Kars’a şubat ayında yaptığım seyahat için günlük notlarıma şu cümleleri yazmışım: “Kışın en soğuk günleri. Her taraf don, yer buz, şehir ıssız ve sessiz. Soğuktan kuşlar bile uçmuyor. Günün erken saatleri. Kars sokakları boş; fırınlar ekmek yetiştirme telaşında, çorbacılar, kahveler kapılarını henüz açıyor; zaman soğuk ama güneşli bir güne hazırlanıyor.”
…
Kars’ın sokaklarını, tarihi dokusunu, bazalttan örülen eski yapılarını, soğuk iklimini kısa bir zaman diliminde fotoğraflarken; kentin kış yüzünü yansıtan Çıldır Gölüne gitmemek olmazdı. Kışın yakıcı yüzünü , donan gölün hayata yansımalarını görmek için, kısa da olsa bir gezi gerçekleştirdik.
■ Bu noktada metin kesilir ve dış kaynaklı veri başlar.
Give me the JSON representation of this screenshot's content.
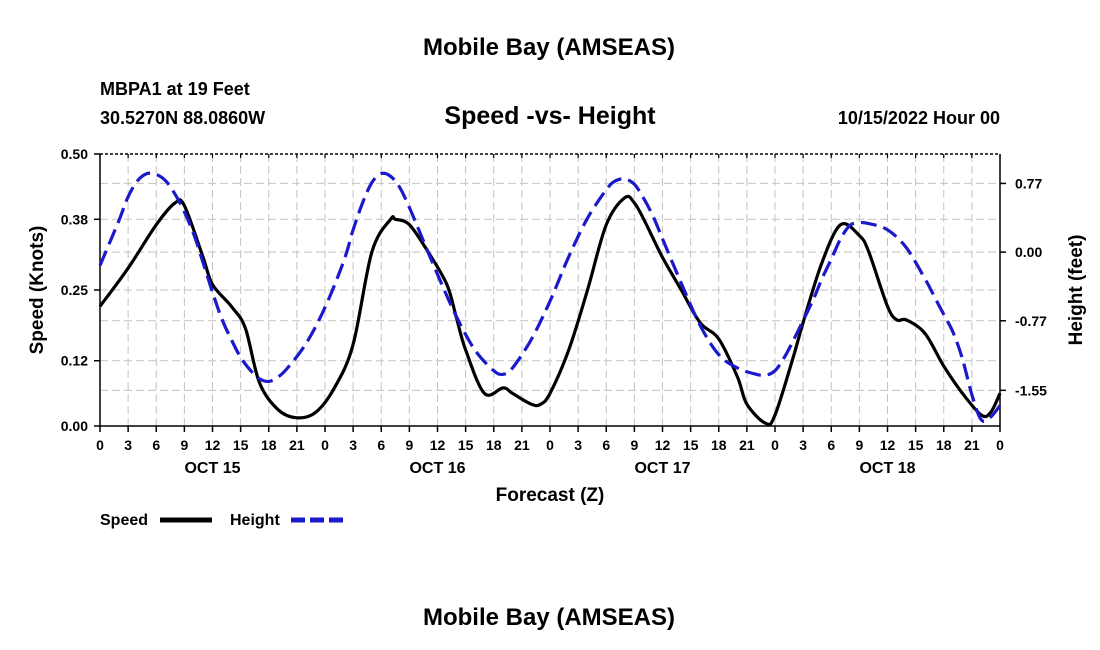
{
  "page": {
    "title_top": "Mobile Bay (AMSEAS)",
    "title_bottom": "Mobile Bay (AMSEAS)",
    "station": "MBPA1 at 19 Feet",
    "coords": "30.5270N  88.0860W",
    "timestamp": "10/15/2022 Hour 00"
  },
  "chart_data": {
    "type": "line",
    "title": "Speed -vs- Height",
    "xlabel": "Forecast (Z)",
    "ylabel_left": "Speed (Knots)",
    "ylabel_right": "Height (feet)",
    "x_range_hours": [
      0,
      96
    ],
    "x_tick_labels": [
      "0",
      "3",
      "6",
      "9",
      "12",
      "15",
      "18",
      "21",
      "0",
      "3",
      "6",
      "9",
      "12",
      "15",
      "18",
      "21",
      "0",
      "3",
      "6",
      "9",
      "12",
      "15",
      "18",
      "21",
      "0",
      "3",
      "6",
      "9",
      "12",
      "15",
      "18",
      "21",
      "0"
    ],
    "day_labels": [
      "OCT 15",
      "OCT 16",
      "OCT 17",
      "OCT 18"
    ],
    "y_left": {
      "range": [
        0,
        0.5
      ],
      "ticks": [
        "0.00",
        "0.12",
        "0.25",
        "0.38",
        "0.50"
      ]
    },
    "y_right": {
      "range": [
        -1.95,
        1.1
      ],
      "ticks": [
        "0.77",
        "0.00",
        "-0.77",
        "-1.55"
      ]
    },
    "grid": true,
    "legend": "bottom-left",
    "series": [
      {
        "name": "Speed",
        "axis": "left",
        "color": "#000000",
        "dash": "solid",
        "x": [
          0,
          3,
          6,
          8,
          9,
          11,
          12,
          14,
          15.5,
          17,
          19,
          21,
          23,
          25,
          27,
          29,
          31,
          31.5,
          33,
          35,
          37,
          38,
          39,
          41,
          43,
          44,
          46,
          47,
          48,
          50,
          52,
          54,
          56,
          57,
          58,
          60,
          62,
          64,
          66,
          68,
          69,
          71,
          72,
          74,
          75,
          77,
          79,
          81,
          82,
          84,
          85,
          86,
          88,
          90,
          92,
          94,
          95,
          96
        ],
        "values": [
          0.22,
          0.29,
          0.37,
          0.41,
          0.405,
          0.31,
          0.26,
          0.22,
          0.18,
          0.08,
          0.03,
          0.015,
          0.025,
          0.07,
          0.15,
          0.32,
          0.38,
          0.38,
          0.37,
          0.32,
          0.26,
          0.2,
          0.14,
          0.06,
          0.07,
          0.06,
          0.04,
          0.04,
          0.06,
          0.14,
          0.25,
          0.37,
          0.42,
          0.41,
          0.38,
          0.31,
          0.25,
          0.19,
          0.16,
          0.09,
          0.04,
          0.005,
          0.02,
          0.13,
          0.19,
          0.3,
          0.37,
          0.35,
          0.32,
          0.22,
          0.195,
          0.195,
          0.17,
          0.11,
          0.06,
          0.02,
          0.025,
          0.06
        ]
      },
      {
        "name": "Height",
        "axis": "right",
        "color": "#1a1acc",
        "dash": "dashed",
        "x": [
          0,
          2,
          3,
          4,
          5,
          6,
          7,
          8,
          9,
          10,
          11,
          12,
          13,
          14,
          15,
          16,
          17,
          18,
          19,
          20,
          22,
          24,
          26,
          27,
          28,
          29,
          30,
          31,
          32,
          33,
          34,
          36,
          38,
          40,
          42,
          43,
          44,
          46,
          48,
          50,
          52,
          54,
          55,
          56,
          57,
          58,
          59,
          60,
          62,
          64,
          66,
          68,
          70,
          71,
          72,
          73,
          74,
          76,
          77,
          78,
          79,
          80,
          81,
          82,
          84,
          86,
          88,
          89,
          90,
          91,
          92,
          93,
          94,
          95,
          96
        ],
        "values": [
          -0.15,
          0.35,
          0.62,
          0.8,
          0.88,
          0.87,
          0.8,
          0.65,
          0.45,
          0.2,
          -0.12,
          -0.45,
          -0.75,
          -0.98,
          -1.18,
          -1.32,
          -1.42,
          -1.45,
          -1.4,
          -1.3,
          -1.02,
          -0.62,
          -0.1,
          0.25,
          0.55,
          0.78,
          0.88,
          0.85,
          0.72,
          0.5,
          0.25,
          -0.25,
          -0.72,
          -1.1,
          -1.33,
          -1.37,
          -1.3,
          -0.98,
          -0.55,
          -0.05,
          0.38,
          0.7,
          0.8,
          0.82,
          0.76,
          0.6,
          0.4,
          0.15,
          -0.35,
          -0.82,
          -1.15,
          -1.3,
          -1.37,
          -1.38,
          -1.33,
          -1.18,
          -0.98,
          -0.55,
          -0.3,
          -0.08,
          0.15,
          0.3,
          0.33,
          0.32,
          0.25,
          0.05,
          -0.3,
          -0.5,
          -0.7,
          -0.9,
          -1.2,
          -1.6,
          -1.88,
          -1.85,
          -1.72
        ]
      }
    ]
  }
}
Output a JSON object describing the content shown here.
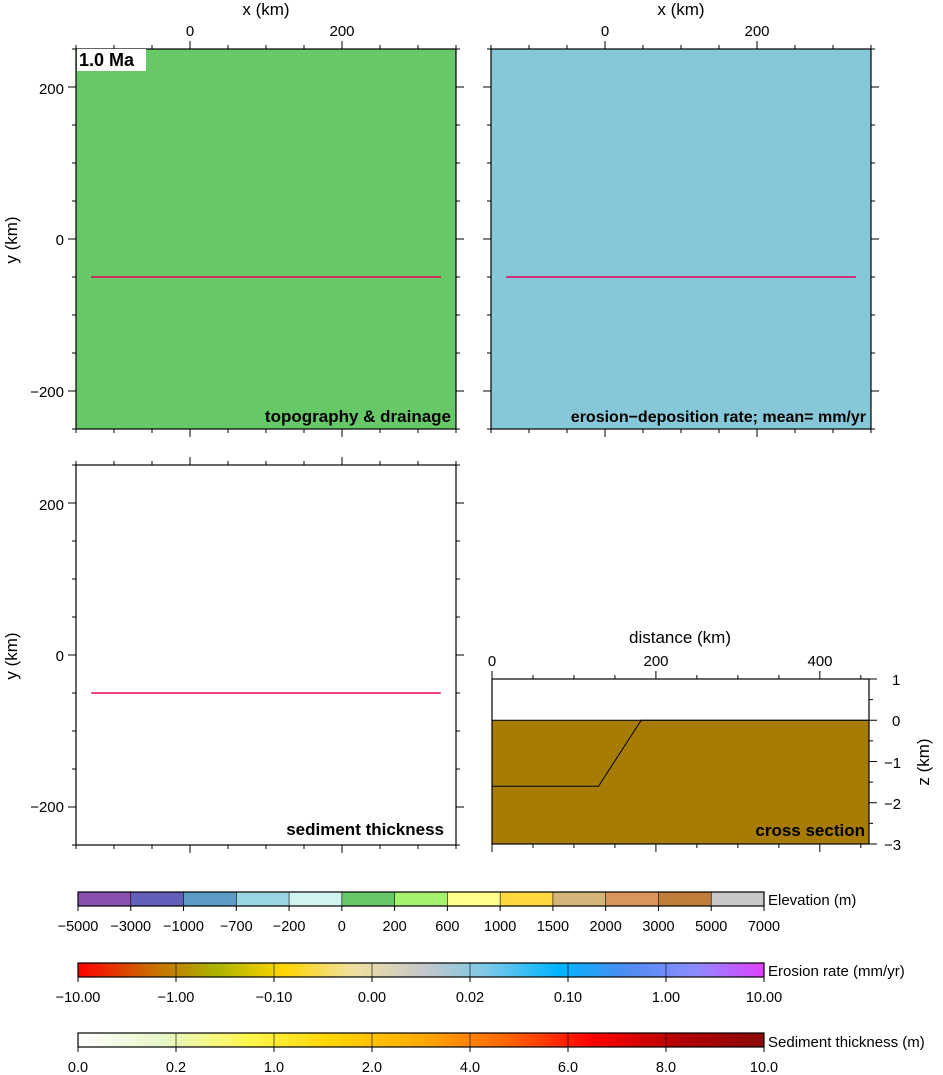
{
  "time_label": "1.0 Ma",
  "panels": {
    "topography": {
      "label": "topography & drainage",
      "fill_color": "#66c866",
      "xlabel": "x (km)",
      "ylabel": "y (km)",
      "xticks": [
        "0",
        "200"
      ],
      "yticks": [
        "200",
        "0",
        "−200"
      ]
    },
    "erosion": {
      "label": "erosion−deposition rate;  mean= mm/yr",
      "fill_color": "#86c7d8",
      "xlabel": "x (km)",
      "xticks": [
        "0",
        "200"
      ]
    },
    "sediment": {
      "label": "sediment thickness",
      "fill_color": "#ffffff",
      "ylabel": "y (km)",
      "yticks": [
        "200",
        "0",
        "−200"
      ]
    },
    "cross_section": {
      "label": "cross section",
      "xlabel": "distance (km)",
      "zlabel": "z (km)",
      "xticks": [
        "0",
        "200",
        "400"
      ],
      "zticks": [
        "1",
        "0",
        "−1",
        "−2",
        "−3"
      ],
      "fill_color": "#a67c05"
    },
    "profile_line_color": "#e8005a"
  },
  "colorbars": [
    {
      "label": "Elevation (m)",
      "ticks": [
        "−5000",
        "−3000",
        "−1000",
        "−700",
        "−200",
        "0",
        "200",
        "600",
        "1000",
        "1500",
        "2000",
        "3000",
        "5000",
        "7000"
      ],
      "colors": [
        "#8b4fb0",
        "#6260b8",
        "#5d9bc4",
        "#9ad6e2",
        "#d0f4f0",
        "#66c866",
        "#a6f26e",
        "#ffff8c",
        "#fdd83f",
        "#d5b57a",
        "#d9955a",
        "#c07c3a",
        "#c8c8c8"
      ]
    },
    {
      "label": "Erosion rate (mm/yr)",
      "ticks": [
        "−10.00",
        "−1.00",
        "−0.10",
        "0.00",
        "0.02",
        "0.10",
        "1.00",
        "10.00"
      ],
      "gradient": [
        "#ff0000",
        "#cc6600",
        "#aab200",
        "#ffd500",
        "#f0e0a0",
        "#c8c8c8",
        "#78c8e8",
        "#00b4ff",
        "#4d8cf0",
        "#8c8cff",
        "#e040ff"
      ]
    },
    {
      "label": "Sediment thickness (m)",
      "ticks": [
        "0.0",
        "0.2",
        "1.0",
        "2.0",
        "4.0",
        "6.0",
        "8.0",
        "10.0"
      ],
      "gradient": [
        "#ffffff",
        "#e6f7c8",
        "#fff64d",
        "#ffd400",
        "#ffaa00",
        "#ff6600",
        "#ff0000",
        "#b40000",
        "#8c0a0a"
      ]
    }
  ],
  "chart_data": [
    {
      "type": "heatmap",
      "title": "topography & drainage",
      "xlabel": "x (km)",
      "ylabel": "y (km)",
      "xlim": [
        -150,
        350
      ],
      "ylim": [
        -250,
        250
      ],
      "value_range_m": [
        0,
        200
      ],
      "profile_line": {
        "x": [
          -130,
          330
        ],
        "y": [
          -50,
          -50
        ]
      }
    },
    {
      "type": "heatmap",
      "title": "erosion−deposition rate;  mean= mm/yr",
      "xlabel": "x (km)",
      "xlim": [
        -150,
        350
      ],
      "ylim": [
        -250,
        250
      ],
      "value_range_mm_per_yr": [
        0.0,
        0.02
      ],
      "profile_line": {
        "x": [
          -130,
          330
        ],
        "y": [
          -50,
          -50
        ]
      }
    },
    {
      "type": "heatmap",
      "title": "sediment thickness",
      "ylabel": "y (km)",
      "xlim": [
        -150,
        350
      ],
      "ylim": [
        -250,
        250
      ],
      "profile_line": {
        "x": [
          -130,
          330
        ],
        "y": [
          -50,
          -50
        ]
      }
    },
    {
      "type": "area",
      "title": "cross section",
      "xlabel": "distance (km)",
      "ylabel": "z (km)",
      "xlim": [
        0,
        460
      ],
      "ylim": [
        -3,
        1
      ],
      "surface": {
        "x": [
          0,
          460
        ],
        "z": [
          0.0,
          0.0
        ]
      },
      "basement": {
        "x": [
          0,
          130,
          182,
          460
        ],
        "z": [
          -1.6,
          -1.6,
          0.0,
          0.0
        ]
      }
    }
  ]
}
Genel olarak Türkiye’de benzersiz bir göl olan Çıldır Gölü, Kars’ın kuzey doğusuna düşen, kış mevsimi boyunca tamamıyla donan, alışılmışın dışında bir tatlı su havzasıdır. Hani öyle küçük bir gölet filan değil, oldukça geniş bir alana sahip ve kış boyunca giderek daha fazla donan, üzeri kalın buz tabakasıyla kaplanan, kutupları andıran devasa bir göl. Yüz ölçümü bakımından bölgenin ikinci büyük gölü. 123 km2’lik alanıyla hem Kars, hem de Ardahan’a can veren, doğasını benzersiz kılan, ekonomik döngü sağlayan doğal bir su alanıdır. Gölün dört etrafı hafif yükseltilerle çevrilmiş olsa da tam kapalı bir göl sayılmaz. Özellikle baharla birlikte ısınan hava buzları çözmeye başlar; eriyen kar suları, çevredeki kaynak ve derelerin göle akmasıyla su hacmi genişler, fazlalık oluşur. Yükselen su tek çıkış ağzı olan Arpaçay’a akmaya başlar. Göl sularıyla beslenen Arpa Çay bu sayede coşar, deli dolu bir akıntıya döner, geçtiği yerlere hayat verir.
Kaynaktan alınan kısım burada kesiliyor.